Well. I still have that book on my shelves and it is still high up on my list of remembered books. I have written up numerous pages just in the last few days from another fascinating book I am reading and it does feel good to be keeping a commonplace book once again. In my quick perusal of information for this post, I found a lot of great photos with a Google search and came across a blog post from Tom Standage who wrote the book, Writing on the Wall, about the history of our human communication in terms of "social media". There is documentation contained in the book about the commonplace book and how they were, along with diaries, often shared publicly.  We are social creatures and always have been, it's just that the terms of engagement have changed. Anyway, I'm quite anxious to read this book and am momentarily off to head into town to the public library to check it out. I encourage you to read that post by Tom Standage, as it quite fascinating...at least to me!

Have a great week ahead....enjoy the spring weather....if you have it to enjoy!

Friday, April 1, 2016

Studio Update

Greetings on the first day of April! Just touching base with a Friday report on the goings on in the studio. Since I have quite a bit of backlog of work from my show to share with you and to list in my shop, I've decided to spend some time making some "slow work". I've returned to the handmade paper (the stack of it my husband made many moons ago). Slow drawing, slow thinking, letting the work emerge and take new directions if it likes. Attached are a couple photos below.

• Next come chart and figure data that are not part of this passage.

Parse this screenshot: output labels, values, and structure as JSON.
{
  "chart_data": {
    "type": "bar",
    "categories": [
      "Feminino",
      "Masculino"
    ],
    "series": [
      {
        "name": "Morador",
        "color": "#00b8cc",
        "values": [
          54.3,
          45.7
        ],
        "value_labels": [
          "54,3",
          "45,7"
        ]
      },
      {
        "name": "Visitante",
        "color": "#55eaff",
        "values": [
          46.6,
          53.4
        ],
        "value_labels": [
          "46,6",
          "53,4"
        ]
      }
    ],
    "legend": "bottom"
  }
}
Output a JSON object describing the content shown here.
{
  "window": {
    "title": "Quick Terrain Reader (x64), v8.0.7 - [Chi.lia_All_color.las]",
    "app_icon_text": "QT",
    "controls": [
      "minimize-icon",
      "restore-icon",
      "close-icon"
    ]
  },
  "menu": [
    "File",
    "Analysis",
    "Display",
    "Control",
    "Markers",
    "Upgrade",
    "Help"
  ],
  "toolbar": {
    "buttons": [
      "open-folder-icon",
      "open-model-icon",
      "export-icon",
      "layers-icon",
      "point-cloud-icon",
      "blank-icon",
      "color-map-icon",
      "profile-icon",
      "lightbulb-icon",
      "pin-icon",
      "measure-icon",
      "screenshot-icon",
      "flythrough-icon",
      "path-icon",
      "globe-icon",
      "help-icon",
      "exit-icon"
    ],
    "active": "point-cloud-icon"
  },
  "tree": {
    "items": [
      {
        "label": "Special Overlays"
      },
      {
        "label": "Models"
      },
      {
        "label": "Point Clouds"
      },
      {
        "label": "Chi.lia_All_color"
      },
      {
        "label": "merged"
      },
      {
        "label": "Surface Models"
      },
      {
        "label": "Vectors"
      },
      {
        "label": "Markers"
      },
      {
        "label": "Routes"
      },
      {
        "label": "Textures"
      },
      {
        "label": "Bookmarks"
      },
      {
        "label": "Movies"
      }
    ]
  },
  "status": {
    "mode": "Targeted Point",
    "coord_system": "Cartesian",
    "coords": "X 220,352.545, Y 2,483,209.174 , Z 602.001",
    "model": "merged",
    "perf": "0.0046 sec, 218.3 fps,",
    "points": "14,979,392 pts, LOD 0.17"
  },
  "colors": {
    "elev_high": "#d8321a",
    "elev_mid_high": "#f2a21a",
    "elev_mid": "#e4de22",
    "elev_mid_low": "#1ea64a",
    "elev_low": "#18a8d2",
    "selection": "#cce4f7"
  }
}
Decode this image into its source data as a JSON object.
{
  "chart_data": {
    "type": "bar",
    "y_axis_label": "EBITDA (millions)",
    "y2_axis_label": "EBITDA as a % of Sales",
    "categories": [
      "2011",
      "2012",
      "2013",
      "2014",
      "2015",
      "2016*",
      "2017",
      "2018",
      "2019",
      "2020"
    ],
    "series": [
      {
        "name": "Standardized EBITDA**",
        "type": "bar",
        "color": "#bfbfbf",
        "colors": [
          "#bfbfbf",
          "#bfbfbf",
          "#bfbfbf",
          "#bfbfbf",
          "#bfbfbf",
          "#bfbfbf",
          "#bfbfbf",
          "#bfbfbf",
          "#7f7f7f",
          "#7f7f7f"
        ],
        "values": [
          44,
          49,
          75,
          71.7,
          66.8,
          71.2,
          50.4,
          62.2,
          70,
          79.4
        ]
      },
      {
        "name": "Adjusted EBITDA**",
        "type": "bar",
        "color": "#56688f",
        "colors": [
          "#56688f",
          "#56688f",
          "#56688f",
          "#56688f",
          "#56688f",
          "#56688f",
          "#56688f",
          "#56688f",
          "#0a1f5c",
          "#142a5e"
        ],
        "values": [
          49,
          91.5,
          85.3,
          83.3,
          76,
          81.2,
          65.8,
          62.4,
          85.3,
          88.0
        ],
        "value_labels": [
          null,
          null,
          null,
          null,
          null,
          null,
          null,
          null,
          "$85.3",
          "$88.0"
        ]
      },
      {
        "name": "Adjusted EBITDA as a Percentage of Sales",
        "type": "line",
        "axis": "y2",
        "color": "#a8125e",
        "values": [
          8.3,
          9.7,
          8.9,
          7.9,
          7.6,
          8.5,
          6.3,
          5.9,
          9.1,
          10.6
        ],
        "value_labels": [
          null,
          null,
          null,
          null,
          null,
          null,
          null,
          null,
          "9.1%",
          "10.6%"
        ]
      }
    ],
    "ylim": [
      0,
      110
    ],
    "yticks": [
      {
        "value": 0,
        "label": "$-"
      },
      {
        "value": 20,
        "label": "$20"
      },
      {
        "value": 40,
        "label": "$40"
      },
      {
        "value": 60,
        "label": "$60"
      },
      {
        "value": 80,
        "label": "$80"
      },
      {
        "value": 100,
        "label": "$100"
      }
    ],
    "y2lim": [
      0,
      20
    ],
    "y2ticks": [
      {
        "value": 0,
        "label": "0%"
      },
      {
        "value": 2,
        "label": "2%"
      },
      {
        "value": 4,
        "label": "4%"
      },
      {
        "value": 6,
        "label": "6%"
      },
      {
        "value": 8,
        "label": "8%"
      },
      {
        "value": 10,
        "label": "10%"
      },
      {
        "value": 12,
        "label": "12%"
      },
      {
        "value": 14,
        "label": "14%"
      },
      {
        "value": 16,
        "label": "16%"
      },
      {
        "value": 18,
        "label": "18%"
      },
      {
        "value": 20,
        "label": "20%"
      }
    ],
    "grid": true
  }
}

There is no sizing in the paper (it's made from recycled cast off prints) and it's curling, so I've now sprayed the back lightly with water and have the sheets under weight. We'll see where this piece goes....hopefully will take me someplace I've not been before!

These are some of the found text altarpieces that are awaiting their turn at the camera for a proper portrait....I listed the first one, Words Spoken, on Etsy yesterday.

Do hope you have a fine weekend. We are off to Sioux Falls for an opening reception, so hope to have a fun evening. I'll see you on Monday with another new blog feature. Hoping to meet you here on Monday, Wednesday and Friday....if I can keep up such a schedule!